Vous souhaitez témoigner de votre parcours personnel, faites-le nous savoir à l'adresse suivante : tsa@editions-legislatives.fr, et la rédaction vous recontactera.

 

Pourquoi cette série "En quête de sens" ?

Le travail social est atteint par une grave crise de sens : le sujet n'est hélas par nouveau, il était au cœur des États généraux du travail social. Mais par-delà le constat collectif, comment cette mise en question résonne-t-elle individuellement, pour les professionnels du secteur ? Comment et à quel moment chacun peut-il être amené dans son travail à se regarder et à se demander : « mais qu'est-ce que je suis en train de faire ? ». Lorsque la réalité de terrain s'éloigne trop de l'idéal qu'on s'était forgé de sa mission, comment surmonter le décalage ? Décide-t-on de fermer les yeux en investissant d'autres pans de sa vie, de tout lâcher, de militer, de ruser avec les contraintes, de les enfreindre ? Où trouve-t-on les ressources, l'énergie, pour conserver le cas échéant une créativité interne – créativité au service des personnes que l'on accompagne et souvent aussi de notre santé psychique et physique.

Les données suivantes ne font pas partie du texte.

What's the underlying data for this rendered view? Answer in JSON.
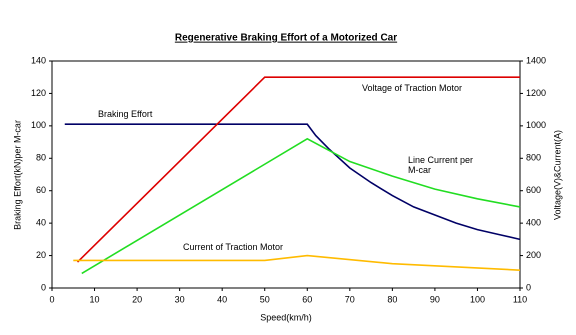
{
  "chart_data": {
    "type": "line",
    "title": "Regenerative Braking Effort of a Motorized Car",
    "x_label": "Speed(km/h)",
    "y_label": "Braking Effort(kN)per M-car",
    "y2_label": "Voltage(V)&Current(A)",
    "xlim": [
      0,
      110
    ],
    "xticks": [
      0,
      10,
      20,
      30,
      40,
      50,
      60,
      70,
      80,
      90,
      100,
      110
    ],
    "ylim": [
      0,
      140
    ],
    "yticks": [
      0,
      20,
      40,
      60,
      80,
      100,
      120,
      140
    ],
    "y2lim": [
      0,
      1400
    ],
    "y2ticks": [
      0,
      200,
      400,
      600,
      800,
      1000,
      1200,
      1400
    ],
    "grid": false,
    "series": [
      {
        "name": "Braking Effort",
        "color": "#000066",
        "x": [
          3,
          60,
          62,
          65,
          70,
          75,
          80,
          85,
          90,
          95,
          100,
          105,
          110
        ],
        "values": [
          101,
          101,
          94,
          86,
          74,
          65,
          57,
          50,
          45,
          40,
          36,
          33,
          30
        ]
      },
      {
        "name": "Voltage of Traction Motor",
        "color": "#dd0000",
        "axis": "y2",
        "x": [
          6,
          50,
          110
        ],
        "values": [
          160,
          1300,
          1300
        ]
      },
      {
        "name": "Line Current per M-car",
        "color": "#22dd22",
        "axis": "y2",
        "x": [
          7,
          60,
          70,
          80,
          90,
          100,
          110
        ],
        "values": [
          90,
          920,
          780,
          690,
          610,
          550,
          500
        ]
      },
      {
        "name": "Current of Traction Motor",
        "color": "#ffbb00",
        "axis": "y2",
        "x": [
          5,
          50,
          60,
          80,
          110
        ],
        "values": [
          170,
          170,
          200,
          150,
          110
        ]
      }
    ]
  }
}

Si chacun n'a d'autre choix que de s'inventer ses propres réponses, rien n'empêche d'aller puiser de l'inspiration dans l'expérience d'autres collègues. Notre nouvelle rubrique, « En quête de sens », se propose justement de vous donner à entendre la trajectoire singulière de travailleurs sociaux désireux de partager leurs interrogations, leurs découragements, leurs enthousiasmes, et les stratégies qu'ils mettent en œuvre dans ces métiers aujourd'hui si chahutés. Des métiers mis plus que jamais en demeure de penser leur propre sens pour éviter qu'ils ne deviennent – malgré eux – vecteurs de maltraitance.